After submission, the board typically issues an acknowledgment with a case number or status update. If you do not receive one within the timeframe described in the board’s instructions, follow up using the designated contact method.

• Preserve confidentiality and avoid discussing the case outside proper channels.
• Document any new, related events and note their dates/times.
• Be prepared to clarify details or provide additional materials if requested.

Understand Board Investigation Process

Boards use Disciplinary Investigation Procedures designed to assess jurisdiction, credibility, and potential violations of nursing law and rules. First, staff screen for State Nursing Board Jurisdiction and whether the allegations, if true, would violate professional standards or implicate the HIPAA Privacy Rule.

• Triage and screening: confirm jurisdiction and adequacy of information.
• Evidence gathering: obtain records, interview witnesses, and request a response from the nurse and employer.
• Analysis: compare facts to statutes, rules, and standards of Nursing Regulatory Compliance.
• Outcome: dismiss, issue non-disciplinary guidance, or pursue discipline (reprimand, education, fine, probation, suspension, or revocation).

If the board substantiates violations, final actions often appear in public records and may be reflected in Nurse License Verification. The board may also refer matters to other authorities when appropriate.

Summary

To report a HIPAA violation to your State Board of Nursing, identify the correct board, follow its Complaint Submission Protocols, provide a fact-based, minimally necessary account with supporting documents, submit via approved channels, and respond promptly to any follow-up. The board will determine jurisdiction, investigate, and decide on appropriate action to protect patients and uphold professional standards.

FAQs

What information is required to report a HIPAA violation?

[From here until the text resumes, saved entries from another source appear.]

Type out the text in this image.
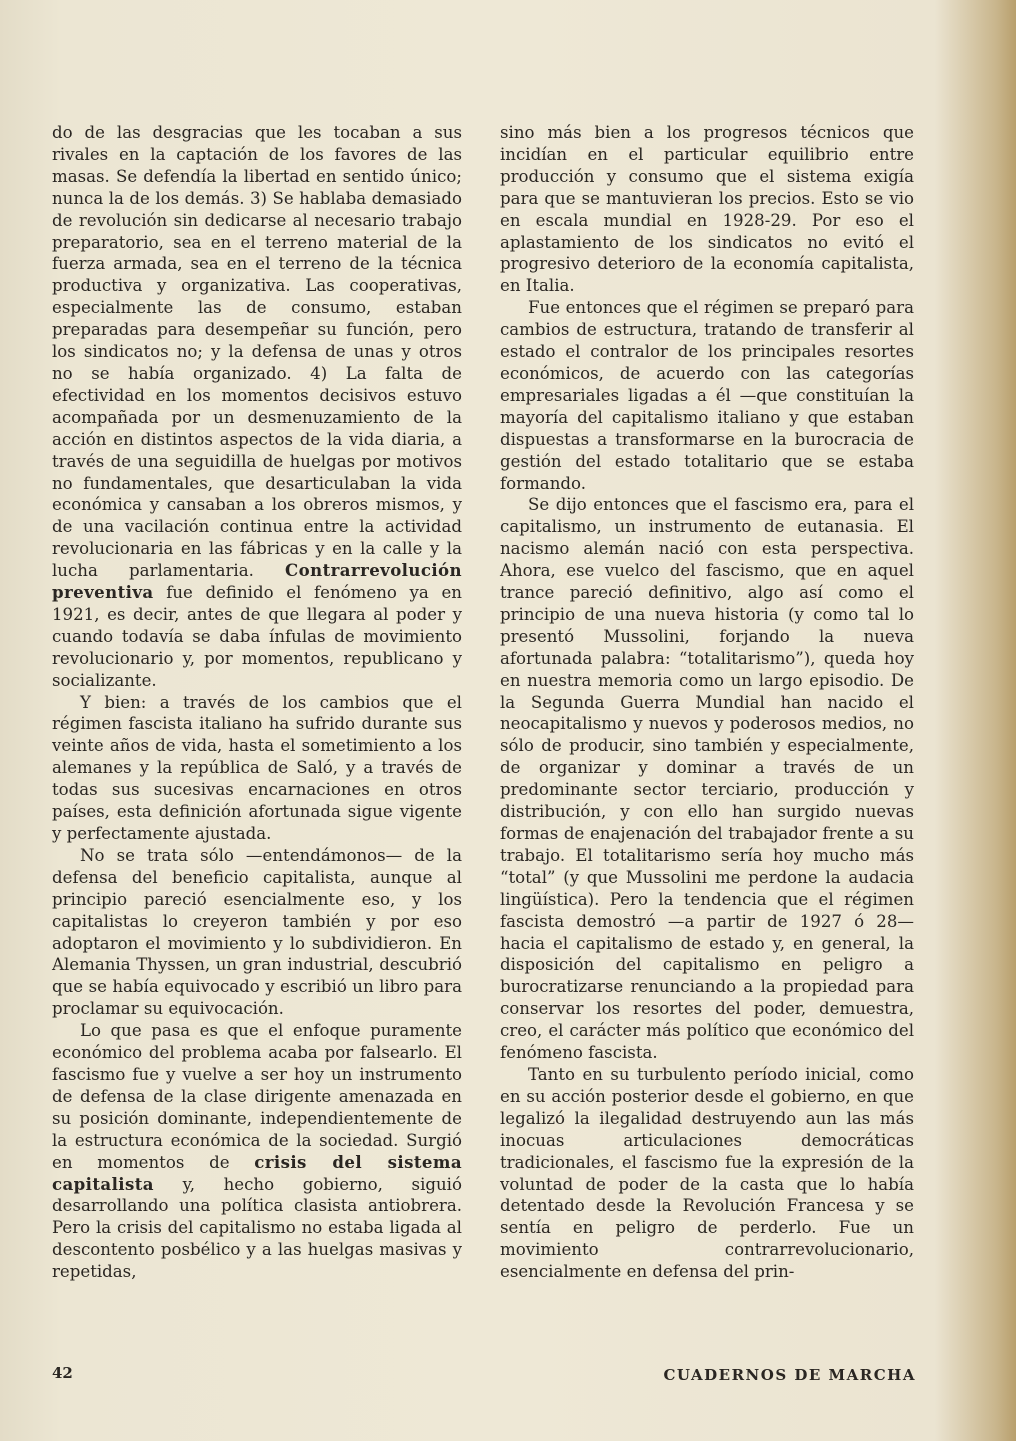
do de las desgracias que les tocaban a sus rivales en la captación de los favores de las masas. Se defendía la libertad en sentido único; nunca la de los demás. 3) Se hablaba demasiado de revolución sin dedicarse al necesario trabajo preparatorio, sea en el terreno material de la fuerza armada, sea en el terreno de la técnica productiva y organizativa. Las cooperativas, especialmente las de consumo, estaban preparadas para desempeñar su función, pero los sindicatos no; y la defensa de unas y otros no se había organizado. 4) La falta de efectividad en los momentos decisivos estuvo acompañada por un desmenuzamiento de la acción en distintos aspectos de la vida diaria, a través de una seguidilla de huelgas por motivos no fundamentales, que desarticulaban la vida económica y cansaban a los obreros mismos, y de una vacilación continua entre la actividad revolucionaria en las fábricas y en la calle y la lucha parlamentaria. Contrarrevolución preventiva fue definido el fenómeno ya en 1921, es decir, antes de que llegara al poder y cuando todavía se daba ínfulas de movimiento revolucionario y, por momentos, republicano y socializante.

Y bien: a través de los cambios que el régimen fascista italiano ha sufrido durante sus veinte años de vida, hasta el sometimiento a los alemanes y la república de Saló, y a través de todas sus sucesivas encarnaciones en otros países, esta definición afortunada sigue vigente y perfectamente ajustada.

No se trata sólo —entendámonos— de la defensa del beneficio capitalista, aunque al principio pareció esencialmente eso, y los capitalistas lo creyeron también y por eso adoptaron el movimiento y lo subdividieron. En Alemania Thyssen, un gran industrial, descubrió que se había equivocado y escribió un libro para proclamar su equivocación.

Lo que pasa es que el enfoque puramente económico del problema acaba por falsearlo. El fascismo fue y vuelve a ser hoy un instrumento de defensa de la clase dirigente amenazada en su posición dominante, independientemente de la estructura económica de la sociedad. Surgió en momentos de crisis del sistema capitalista y, hecho gobierno, siguió desarrollando una política clasista antiobrera. Pero la crisis del capitalismo no estaba ligada al descontento posbélico y a las huelgas masivas y repetidas,

sino más bien a los progresos técnicos que incidían en el particular equilibrio entre producción y consumo que el sistema exigía para que se mantuvieran los precios. Esto se vio en escala mundial en 1928-29. Por eso el aplastamiento de los sindicatos no evitó el progresivo deterioro de la economía capitalista, en Italia.

Fue entonces que el régimen se preparó para cambios de estructura, tratando de transferir al estado el contralor de los principales resortes económicos, de acuerdo con las categorías empresariales ligadas a él —que constituían la mayoría del capitalismo italiano y que estaban dispuestas a transformarse en la burocracia de gestión del estado totalitario que se estaba formando.

Se dijo entonces que el fascismo era, para el capitalismo, un instrumento de eutanasia. El nacismo alemán nació con esta perspectiva. Ahora, ese vuelco del fascismo, que en aquel trance pareció definitivo, algo así como el principio de una nueva historia (y como tal lo presentó Mussolini, forjando la nueva afortunada palabra: “totalitarismo”), queda hoy en nuestra memoria como un largo episodio. De la Segunda Guerra Mundial han nacido el neocapitalismo y nuevos y poderosos medios, no sólo de producir, sino también y especialmente, de organizar y dominar a través de un predominante sector terciario, producción y distribución, y con ello han surgido nuevas formas de enajenación del trabajador frente a su trabajo. El totalitarismo sería hoy mucho más “total” (y que Mussolini me perdone la audacia lingüística). Pero la tendencia que el régimen fascista demostró —a partir de 1927 ó 28— hacia el capitalismo de estado y, en general, la disposición del capitalismo en peligro a burocratizarse renunciando a la propiedad para conservar los resortes del poder, demuestra, creo, el carácter más político que económico del fenómeno fascista.

Tanto en su turbulento período inicial, como en su acción posterior desde el gobierno, en que legalizó la ilegalidad destruyendo aun las más inocuas articulaciones democráticas tradicionales, el fascismo fue la expresión de la voluntad de poder de la casta que lo había detentado desde la Revolución Francesa y se sentía en peligro de perderlo. Fue un movimiento contrarrevolucionario, esencialmente en defensa del prin-

42	CUADERNOS DE MARCHA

You should provide the nurse’s name and role, relevant license details (from Nurse License Verification if available), a concise timeline of events, what protected health information was disclosed or accessed, how the HIPAA Privacy Rule may have been breached, witnesses, and supporting documents such as policies or messages. Include only the minimum necessary information and avoid creating new disclosures.

How do I find the correct State Board of Nursing?

Identify the state where the incident occurred and confirm where the nurse practices; that state’s board usually has primary jurisdiction. If multistate licensure or telehealth is involved, file with the board where the conduct happened—boards coordinate when needed. Use Nurse License Verification to confirm the license state and number.

Can complaints be submitted anonymously?

Many boards accept anonymous complaints, but policies vary. Anonymous reports may limit the board’s ability to verify facts or contact you for clarification, which can affect whether the case proceeds. Review the board’s Complaint Submission Protocols before deciding.

What happens after a complaint is filed with the Board of Nursing?

The board screens for jurisdiction, requests information as needed, and investigates by collecting records and statements. It then determines whether nursing laws or standards were violated and may dismiss, issue guidance, or impose discipline. Final outcomes are often public and may appear in Nurse License Verification.